コロナ後の社会変革への希望4(日本について②)

例えばPCR検査についてです。PCR検査の精度に関して言えば、感度も特異度も100%ではありません。ですから、PCR検査の実施と活用法についてはしっかりと戦略を立てて行う必要があると私は思います。

発症からしばらくしたコロナ患者は時間が経つほどPCR検査の感度が低下し、偽陰性が増えます。一般的な検体の採取場所である咽頭や鼻のウイルス量は発症するかしないかの時点で最大になるようです。このことから、疑わしい症状が出た初期に迅速にPCR検査を行った方が良いということが示唆されます。

日本の検査体制はどうでしょうか。熱が出てから保健所に連絡しても長い間なかなか検査をしてもらえなかったという話が聞こえてきます。これが事実とすれば、PCR検査しても偽陰性の人を増やしかねません。

希望する人全員にPCR検査をする必要はないですが、医師が必要と判断した症例さえも迅速に検査できない(かった?)のはいささか問題があると思います。

PCR検査については、2月のダイヤモンドプリンセスの対応時から問題視されていました。そこから何カ月も準備期間があったわけです。その間、どれだけ先読みした対策がなされていたのでしょうか?

また、抗体検査についても、検査の正確性を確保することもとても重要ですが、集団免疫の調査のために必要になることは初期段階で予測はつくのですから、早い段階から準備に着手して調査できる体制を整えていくべきだったと思います。

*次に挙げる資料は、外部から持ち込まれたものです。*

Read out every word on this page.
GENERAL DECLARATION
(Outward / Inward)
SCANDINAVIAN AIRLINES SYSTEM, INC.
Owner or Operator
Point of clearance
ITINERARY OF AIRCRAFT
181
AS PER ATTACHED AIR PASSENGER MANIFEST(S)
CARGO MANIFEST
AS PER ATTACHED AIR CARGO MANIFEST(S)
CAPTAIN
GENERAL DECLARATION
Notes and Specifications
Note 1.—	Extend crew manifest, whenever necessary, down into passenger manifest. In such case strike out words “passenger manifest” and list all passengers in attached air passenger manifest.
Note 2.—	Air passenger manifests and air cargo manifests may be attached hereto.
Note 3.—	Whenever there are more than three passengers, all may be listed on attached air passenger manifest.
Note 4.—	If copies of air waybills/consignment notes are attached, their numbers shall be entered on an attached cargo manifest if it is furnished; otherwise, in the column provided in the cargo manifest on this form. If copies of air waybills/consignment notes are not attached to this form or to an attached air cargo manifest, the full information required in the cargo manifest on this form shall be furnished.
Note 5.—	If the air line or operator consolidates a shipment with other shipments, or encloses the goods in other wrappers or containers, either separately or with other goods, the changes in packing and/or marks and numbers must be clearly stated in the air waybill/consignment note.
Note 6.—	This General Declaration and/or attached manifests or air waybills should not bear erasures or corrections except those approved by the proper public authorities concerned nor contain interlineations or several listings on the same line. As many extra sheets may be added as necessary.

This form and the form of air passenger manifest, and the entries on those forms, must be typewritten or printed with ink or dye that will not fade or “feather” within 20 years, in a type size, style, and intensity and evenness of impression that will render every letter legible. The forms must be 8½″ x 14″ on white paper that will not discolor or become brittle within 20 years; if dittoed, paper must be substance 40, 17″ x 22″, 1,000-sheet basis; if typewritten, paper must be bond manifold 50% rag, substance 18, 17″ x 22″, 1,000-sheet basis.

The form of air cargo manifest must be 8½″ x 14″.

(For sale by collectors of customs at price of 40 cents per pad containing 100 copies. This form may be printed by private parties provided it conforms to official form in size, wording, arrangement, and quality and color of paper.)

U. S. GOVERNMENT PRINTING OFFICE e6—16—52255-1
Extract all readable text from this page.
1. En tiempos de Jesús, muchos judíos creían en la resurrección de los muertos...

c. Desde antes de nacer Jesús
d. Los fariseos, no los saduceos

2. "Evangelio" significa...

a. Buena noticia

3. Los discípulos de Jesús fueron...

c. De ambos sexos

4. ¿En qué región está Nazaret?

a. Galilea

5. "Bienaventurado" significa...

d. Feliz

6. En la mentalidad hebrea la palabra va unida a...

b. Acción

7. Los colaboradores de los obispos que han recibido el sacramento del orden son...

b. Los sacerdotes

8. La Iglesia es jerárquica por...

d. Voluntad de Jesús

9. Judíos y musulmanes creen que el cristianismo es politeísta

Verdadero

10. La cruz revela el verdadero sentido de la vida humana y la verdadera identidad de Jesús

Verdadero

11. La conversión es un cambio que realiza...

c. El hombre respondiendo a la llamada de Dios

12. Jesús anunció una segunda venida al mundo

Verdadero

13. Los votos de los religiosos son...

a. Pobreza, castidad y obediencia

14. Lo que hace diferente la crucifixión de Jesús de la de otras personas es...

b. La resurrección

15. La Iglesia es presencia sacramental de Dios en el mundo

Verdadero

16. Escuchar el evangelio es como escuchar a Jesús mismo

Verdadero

その他、入国制限や経済対策にしてもどれも世論の不満が高まってから腰を上げる感じで、かなり遅い印象があります。

念のために、私は日本の対策全てが悪いと言っているわけではありません。よく、外国から日本を全て否定している方を見かけますが、日本の対策が穴だらけだったら、もっと悲惨な結果になっていたでしょう。

例えば初期のころのクラスター潰しの手法は専門家の先生が対策を立てられて効果を示していたように思います。ただ、より多くの専門家の公平で科学的な意見が政府に届いて、合理的でスピード感のある政治判断がなされていたかというと、それもまた違うと思います。

日本によくありがちなのですが、誰の責任でもなくなあなあで物事が進み、結果オーライで上手くいったけど何故かわからない…というのでは、これからの第2波あるいは新しいパンデミックのケースに今回の経験が教訓として生かされません。

新型コロナウイルスがもっとたちの悪い性質を示していたらどうでしょうか。アメリカのように少しの対策の遅れが致命傷になっていた可能性もあります。

ウイルスの変異は早いので、今後の第2波でウイルスが突然強毒化して大惨事が起こってしまうかもしれません。感染症に限らず、災害などの事態に対しても、最悪の事態を想定して先を読んだ準備と対策を取っていくべきと思います。対策しすぎて何もなかった時に文句を言う人もいるでしょうが、予防とはそういうものです。

例えば、果たして日本、特に東京圏では、大型地震に対してどれだけ被害を最小化する準備ができているのでしょうか。早いうちに経済、政治、教育の中心地を日本の中でもっと分散すべきではないでしょうか?もしかしたら明日、首都直下地震があるかもしれないのです。

新型コロナウイルスの第2波についても、今回の成功は幸運であったことを認識して、同じやり方で防ぐことができると安易に考えずに小康状態の今の期間を、今までの経験から学んだことを生かしてより綿密な対策を立てる準備期間にしてほしいなと思います。